When the demand is here, the market will adjust to fulfill it, with or without game companies putting their IP on more profitable streaming services.


----------



## PrincessLillie (Aug 13, 2019)

Nintendo got GiIvaSunner (the soundtracks account, not the meme page) too
Failed to fetch tweet https://twitter.com/GilvaSunner/status/1161315671839522816
This honestly pisses me off big time.


----------



## ShadowOne333 (Aug 13, 2019)

Holy fuck, is there no end to Nintendo's bullshit?
Like, seriously, sure you can claim earnings of the music if you really care about your bullshit IP, but why terminate channels?

And not only that, but other people that have uploaded anything related to Nintendo music can now be terminated as well, GilvaSunner is a clear example, and other popular channels might follow.

And people wonder why I don't purchase anything Nintendo from first party sources, because they treat their fans like trash. 
Even covers and such also get claimed, that bad.


----------



## Valery0p (Aug 13, 2019)

sks316 said:


> not the meme page


The only fucking thing they should've taken down...


----------



## IC_ (Aug 13, 2019)

Valery0p said:


> The only fucking thing they should've taken down...


What's wrong with SiivaGunner and all the other high quality rip channels


----------



## PrincessLillie (Aug 13, 2019)

Valery0p said:


> The only fucking thing they should've taken down...


Hey, SiIvaGunner is great god damnit, he only uploads high quality video game rips.
You obviously didn't have a GRAND time...


----------



## Valery0p (Aug 14, 2019)

I had to pour bleach into my ears several times, while my childhood memories were destroyed...
You tell me.


----------



## Cody090909 (Aug 14, 2019)

Valery0p said:


> I had to pour bleach into my ears several times, while my childhood memories were destroyed...
> You tell me.


He did nothing to your childhood memories. The original songs are still there. Calm down bud.


----------



## IC_ (Aug 14, 2019)

Cody090909 said:


> He did nothing to your childhood memories. The original songs are still there. Calm down bud.

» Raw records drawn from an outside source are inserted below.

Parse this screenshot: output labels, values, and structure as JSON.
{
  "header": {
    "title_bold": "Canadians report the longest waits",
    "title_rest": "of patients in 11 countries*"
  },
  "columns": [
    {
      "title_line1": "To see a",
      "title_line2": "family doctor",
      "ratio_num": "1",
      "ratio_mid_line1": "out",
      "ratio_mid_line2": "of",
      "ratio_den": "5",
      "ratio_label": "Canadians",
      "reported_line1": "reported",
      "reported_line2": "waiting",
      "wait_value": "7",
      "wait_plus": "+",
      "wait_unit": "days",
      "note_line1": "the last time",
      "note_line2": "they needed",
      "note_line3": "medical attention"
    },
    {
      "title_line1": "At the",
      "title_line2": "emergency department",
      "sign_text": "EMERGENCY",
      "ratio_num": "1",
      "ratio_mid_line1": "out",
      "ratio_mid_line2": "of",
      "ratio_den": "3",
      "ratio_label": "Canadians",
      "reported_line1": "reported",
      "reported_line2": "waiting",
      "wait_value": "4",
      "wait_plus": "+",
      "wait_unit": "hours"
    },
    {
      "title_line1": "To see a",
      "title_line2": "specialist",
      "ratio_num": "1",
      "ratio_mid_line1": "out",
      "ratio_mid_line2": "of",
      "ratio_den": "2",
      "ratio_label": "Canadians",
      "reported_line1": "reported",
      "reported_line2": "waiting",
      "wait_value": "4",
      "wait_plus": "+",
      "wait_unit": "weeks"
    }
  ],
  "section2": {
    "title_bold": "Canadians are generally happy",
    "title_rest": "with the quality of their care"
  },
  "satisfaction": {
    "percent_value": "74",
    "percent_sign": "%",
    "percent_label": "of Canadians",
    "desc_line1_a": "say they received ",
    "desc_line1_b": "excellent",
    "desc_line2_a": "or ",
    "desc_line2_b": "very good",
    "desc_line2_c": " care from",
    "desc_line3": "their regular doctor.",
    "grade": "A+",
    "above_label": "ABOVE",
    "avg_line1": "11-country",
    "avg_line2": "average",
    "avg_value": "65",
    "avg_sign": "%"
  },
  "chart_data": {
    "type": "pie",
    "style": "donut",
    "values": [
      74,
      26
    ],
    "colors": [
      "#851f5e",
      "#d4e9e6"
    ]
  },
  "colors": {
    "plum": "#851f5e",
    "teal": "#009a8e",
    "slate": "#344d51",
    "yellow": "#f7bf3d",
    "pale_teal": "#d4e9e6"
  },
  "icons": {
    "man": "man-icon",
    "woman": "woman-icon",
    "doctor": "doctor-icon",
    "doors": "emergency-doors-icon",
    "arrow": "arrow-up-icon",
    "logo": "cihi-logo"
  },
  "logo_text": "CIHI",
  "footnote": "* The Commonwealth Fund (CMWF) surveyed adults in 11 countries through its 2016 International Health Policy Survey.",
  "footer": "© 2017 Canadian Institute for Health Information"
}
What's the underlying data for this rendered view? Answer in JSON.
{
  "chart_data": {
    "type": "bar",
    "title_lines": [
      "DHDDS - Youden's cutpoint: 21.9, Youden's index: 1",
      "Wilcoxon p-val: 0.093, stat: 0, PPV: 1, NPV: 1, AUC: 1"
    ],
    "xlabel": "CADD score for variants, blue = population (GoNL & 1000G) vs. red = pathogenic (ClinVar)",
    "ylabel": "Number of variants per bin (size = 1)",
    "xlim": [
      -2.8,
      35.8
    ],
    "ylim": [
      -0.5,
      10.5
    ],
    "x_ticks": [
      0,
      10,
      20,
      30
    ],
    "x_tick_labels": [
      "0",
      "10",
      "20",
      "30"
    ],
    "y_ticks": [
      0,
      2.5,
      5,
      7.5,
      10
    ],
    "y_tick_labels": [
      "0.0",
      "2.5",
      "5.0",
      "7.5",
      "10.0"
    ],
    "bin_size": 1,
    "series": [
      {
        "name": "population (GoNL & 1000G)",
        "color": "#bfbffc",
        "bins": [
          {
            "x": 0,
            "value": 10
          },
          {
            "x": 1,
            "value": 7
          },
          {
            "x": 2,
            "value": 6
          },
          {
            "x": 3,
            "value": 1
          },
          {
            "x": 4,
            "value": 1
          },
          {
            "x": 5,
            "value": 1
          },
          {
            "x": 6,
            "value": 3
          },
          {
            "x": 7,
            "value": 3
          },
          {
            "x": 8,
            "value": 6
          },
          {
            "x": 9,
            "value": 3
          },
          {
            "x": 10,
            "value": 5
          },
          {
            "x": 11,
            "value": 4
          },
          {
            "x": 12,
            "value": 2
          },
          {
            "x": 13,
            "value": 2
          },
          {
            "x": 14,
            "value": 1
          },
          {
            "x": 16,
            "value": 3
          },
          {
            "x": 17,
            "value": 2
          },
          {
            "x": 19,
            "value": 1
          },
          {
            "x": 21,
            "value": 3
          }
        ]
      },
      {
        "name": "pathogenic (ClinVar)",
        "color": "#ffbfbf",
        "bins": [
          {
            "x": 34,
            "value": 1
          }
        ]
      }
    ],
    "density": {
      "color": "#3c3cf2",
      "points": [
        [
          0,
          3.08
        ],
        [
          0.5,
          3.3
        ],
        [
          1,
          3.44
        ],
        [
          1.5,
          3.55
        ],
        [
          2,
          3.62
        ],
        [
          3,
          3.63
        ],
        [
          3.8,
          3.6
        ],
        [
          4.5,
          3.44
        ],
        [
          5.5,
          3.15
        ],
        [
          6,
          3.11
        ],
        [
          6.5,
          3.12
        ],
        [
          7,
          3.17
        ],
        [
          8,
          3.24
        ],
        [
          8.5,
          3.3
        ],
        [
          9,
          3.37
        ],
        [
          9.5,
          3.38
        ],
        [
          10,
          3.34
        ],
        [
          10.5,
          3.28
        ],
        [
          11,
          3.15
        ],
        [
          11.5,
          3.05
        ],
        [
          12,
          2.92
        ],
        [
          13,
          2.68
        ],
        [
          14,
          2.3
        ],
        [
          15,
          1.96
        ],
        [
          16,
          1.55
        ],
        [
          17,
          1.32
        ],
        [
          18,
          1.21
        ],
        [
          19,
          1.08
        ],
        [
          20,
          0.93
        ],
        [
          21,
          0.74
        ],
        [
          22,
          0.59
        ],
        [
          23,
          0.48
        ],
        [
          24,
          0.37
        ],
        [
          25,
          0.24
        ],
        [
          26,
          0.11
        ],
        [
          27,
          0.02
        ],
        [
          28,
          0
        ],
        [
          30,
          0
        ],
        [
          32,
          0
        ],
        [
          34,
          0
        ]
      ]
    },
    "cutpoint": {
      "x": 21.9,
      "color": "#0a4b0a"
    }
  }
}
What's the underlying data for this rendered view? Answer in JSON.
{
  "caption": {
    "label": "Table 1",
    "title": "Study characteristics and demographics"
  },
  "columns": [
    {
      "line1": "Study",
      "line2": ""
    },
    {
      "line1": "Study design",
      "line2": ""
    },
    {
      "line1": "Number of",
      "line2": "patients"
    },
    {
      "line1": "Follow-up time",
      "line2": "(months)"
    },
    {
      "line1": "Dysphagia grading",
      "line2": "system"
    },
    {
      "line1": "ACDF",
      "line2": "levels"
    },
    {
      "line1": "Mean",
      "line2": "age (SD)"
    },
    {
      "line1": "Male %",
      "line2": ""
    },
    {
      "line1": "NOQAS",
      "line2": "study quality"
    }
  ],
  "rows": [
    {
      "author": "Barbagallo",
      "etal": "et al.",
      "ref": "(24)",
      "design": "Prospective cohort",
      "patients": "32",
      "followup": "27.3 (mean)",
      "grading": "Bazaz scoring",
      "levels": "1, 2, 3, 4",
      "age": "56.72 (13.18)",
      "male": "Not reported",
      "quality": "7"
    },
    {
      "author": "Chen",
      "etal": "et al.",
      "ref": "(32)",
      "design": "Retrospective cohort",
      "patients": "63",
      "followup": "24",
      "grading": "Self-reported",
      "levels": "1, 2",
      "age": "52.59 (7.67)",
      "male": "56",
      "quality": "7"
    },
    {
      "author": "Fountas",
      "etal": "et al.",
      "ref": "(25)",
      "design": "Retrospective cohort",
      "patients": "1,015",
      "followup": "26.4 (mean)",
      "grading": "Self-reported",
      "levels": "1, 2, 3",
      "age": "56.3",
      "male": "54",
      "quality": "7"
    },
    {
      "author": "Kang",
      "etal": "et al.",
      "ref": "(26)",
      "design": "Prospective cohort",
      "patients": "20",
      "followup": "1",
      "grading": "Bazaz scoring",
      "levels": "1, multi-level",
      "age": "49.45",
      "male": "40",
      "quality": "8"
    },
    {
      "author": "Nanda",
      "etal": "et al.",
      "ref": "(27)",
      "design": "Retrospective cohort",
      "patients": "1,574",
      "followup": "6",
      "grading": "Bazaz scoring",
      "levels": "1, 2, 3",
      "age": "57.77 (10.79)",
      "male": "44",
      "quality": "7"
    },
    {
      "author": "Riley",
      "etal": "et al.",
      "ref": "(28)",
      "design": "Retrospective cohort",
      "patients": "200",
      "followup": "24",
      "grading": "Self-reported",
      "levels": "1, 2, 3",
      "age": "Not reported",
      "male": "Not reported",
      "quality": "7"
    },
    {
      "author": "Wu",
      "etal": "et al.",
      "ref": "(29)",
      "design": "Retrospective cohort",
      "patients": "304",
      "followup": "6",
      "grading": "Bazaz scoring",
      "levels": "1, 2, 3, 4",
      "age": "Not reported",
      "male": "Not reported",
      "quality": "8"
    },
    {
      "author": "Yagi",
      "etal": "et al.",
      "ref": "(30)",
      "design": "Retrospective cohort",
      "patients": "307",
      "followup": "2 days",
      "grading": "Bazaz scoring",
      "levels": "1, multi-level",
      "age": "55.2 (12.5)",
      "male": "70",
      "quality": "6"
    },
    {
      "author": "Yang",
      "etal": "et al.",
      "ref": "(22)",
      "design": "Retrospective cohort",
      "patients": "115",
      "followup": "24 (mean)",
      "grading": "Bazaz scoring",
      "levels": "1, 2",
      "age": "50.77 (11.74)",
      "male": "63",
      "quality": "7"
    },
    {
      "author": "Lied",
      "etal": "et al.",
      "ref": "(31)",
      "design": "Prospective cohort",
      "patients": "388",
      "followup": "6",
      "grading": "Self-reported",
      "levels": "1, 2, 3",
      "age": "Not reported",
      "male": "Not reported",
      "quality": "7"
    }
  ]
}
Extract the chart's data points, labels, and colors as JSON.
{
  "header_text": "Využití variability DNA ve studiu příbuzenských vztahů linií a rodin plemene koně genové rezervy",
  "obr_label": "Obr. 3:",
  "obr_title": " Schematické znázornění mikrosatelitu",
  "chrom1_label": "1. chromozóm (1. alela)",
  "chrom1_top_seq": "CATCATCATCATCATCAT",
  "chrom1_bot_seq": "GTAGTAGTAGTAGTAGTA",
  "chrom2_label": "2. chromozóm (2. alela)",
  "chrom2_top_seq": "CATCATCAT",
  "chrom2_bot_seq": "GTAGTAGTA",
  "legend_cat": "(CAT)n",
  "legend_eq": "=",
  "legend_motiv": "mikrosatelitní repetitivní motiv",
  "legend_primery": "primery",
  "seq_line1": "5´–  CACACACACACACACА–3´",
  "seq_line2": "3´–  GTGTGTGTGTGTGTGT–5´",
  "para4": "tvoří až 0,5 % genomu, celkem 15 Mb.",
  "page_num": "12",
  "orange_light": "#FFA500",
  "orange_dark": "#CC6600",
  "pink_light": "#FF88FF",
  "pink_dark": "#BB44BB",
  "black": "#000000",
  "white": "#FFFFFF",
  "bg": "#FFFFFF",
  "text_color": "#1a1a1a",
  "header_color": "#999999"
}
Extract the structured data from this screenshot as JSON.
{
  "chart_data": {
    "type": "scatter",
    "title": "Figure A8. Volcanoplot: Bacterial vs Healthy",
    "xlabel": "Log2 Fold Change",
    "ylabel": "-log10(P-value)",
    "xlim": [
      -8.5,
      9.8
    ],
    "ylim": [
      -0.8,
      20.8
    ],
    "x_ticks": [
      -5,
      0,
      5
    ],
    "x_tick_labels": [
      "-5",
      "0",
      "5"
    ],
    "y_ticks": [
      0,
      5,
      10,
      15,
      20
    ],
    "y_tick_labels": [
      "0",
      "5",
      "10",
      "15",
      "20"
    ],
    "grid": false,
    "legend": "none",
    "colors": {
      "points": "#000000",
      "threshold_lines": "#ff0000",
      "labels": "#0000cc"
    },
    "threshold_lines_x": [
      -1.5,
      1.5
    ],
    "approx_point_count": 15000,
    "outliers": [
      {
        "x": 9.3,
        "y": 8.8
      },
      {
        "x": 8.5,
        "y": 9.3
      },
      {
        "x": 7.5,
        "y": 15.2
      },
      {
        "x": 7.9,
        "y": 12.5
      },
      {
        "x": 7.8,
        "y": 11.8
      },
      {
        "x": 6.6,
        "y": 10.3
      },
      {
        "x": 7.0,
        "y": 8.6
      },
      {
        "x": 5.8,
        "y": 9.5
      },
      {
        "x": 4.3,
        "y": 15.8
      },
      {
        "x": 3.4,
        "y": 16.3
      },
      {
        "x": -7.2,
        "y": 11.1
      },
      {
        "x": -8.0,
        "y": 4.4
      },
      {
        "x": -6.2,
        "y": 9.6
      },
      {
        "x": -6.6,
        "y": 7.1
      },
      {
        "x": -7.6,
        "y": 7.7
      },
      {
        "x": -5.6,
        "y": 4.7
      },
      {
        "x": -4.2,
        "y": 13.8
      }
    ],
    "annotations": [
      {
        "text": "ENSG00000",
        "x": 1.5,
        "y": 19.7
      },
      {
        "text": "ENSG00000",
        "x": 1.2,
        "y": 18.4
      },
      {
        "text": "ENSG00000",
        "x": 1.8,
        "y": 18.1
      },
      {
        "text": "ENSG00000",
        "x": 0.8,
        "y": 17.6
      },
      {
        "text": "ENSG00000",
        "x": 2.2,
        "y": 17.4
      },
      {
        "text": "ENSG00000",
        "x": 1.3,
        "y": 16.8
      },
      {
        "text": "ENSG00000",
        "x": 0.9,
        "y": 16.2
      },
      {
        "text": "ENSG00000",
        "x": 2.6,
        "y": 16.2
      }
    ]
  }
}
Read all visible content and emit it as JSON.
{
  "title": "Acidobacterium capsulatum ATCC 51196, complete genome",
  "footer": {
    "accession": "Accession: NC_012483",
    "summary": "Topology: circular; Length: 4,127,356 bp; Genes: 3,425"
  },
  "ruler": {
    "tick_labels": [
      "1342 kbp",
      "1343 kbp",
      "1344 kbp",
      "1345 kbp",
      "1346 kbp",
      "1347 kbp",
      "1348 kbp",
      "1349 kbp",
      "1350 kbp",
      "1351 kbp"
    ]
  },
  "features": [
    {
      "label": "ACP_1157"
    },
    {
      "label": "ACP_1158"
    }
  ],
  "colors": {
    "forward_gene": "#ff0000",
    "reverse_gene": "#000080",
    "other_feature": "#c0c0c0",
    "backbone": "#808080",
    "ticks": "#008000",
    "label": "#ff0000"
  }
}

I can't calm down after seeing your signature


----------



## Cody090909 (Aug 14, 2019)

Extrasklep said:


> I can't calm down after seeing your signature


Yeah it's a bit of a mess, huh? I haven't used this website in a good chunk of time


----------



## VinsCool (Aug 14, 2019)

Noticed the channel was gone earlier as I was looking for an extended version to listen.
Frustrating.


----------



## AdenTheThird (Aug 15, 2019)

Aww, that's awful! Their OST kept me entertained for hours...


----------



## Arecaidian Fox (Aug 16, 2019)

This whole thing makes me sad. I realize Nintendo is well within their rights (especially this time) to take these down, but... Ugh, this is why I haven't bought anything new from them since my Wii U, they constantly trash their fan communities. At least I have @VinsCool 's awesome signature a couple posts up to make me smile!


----------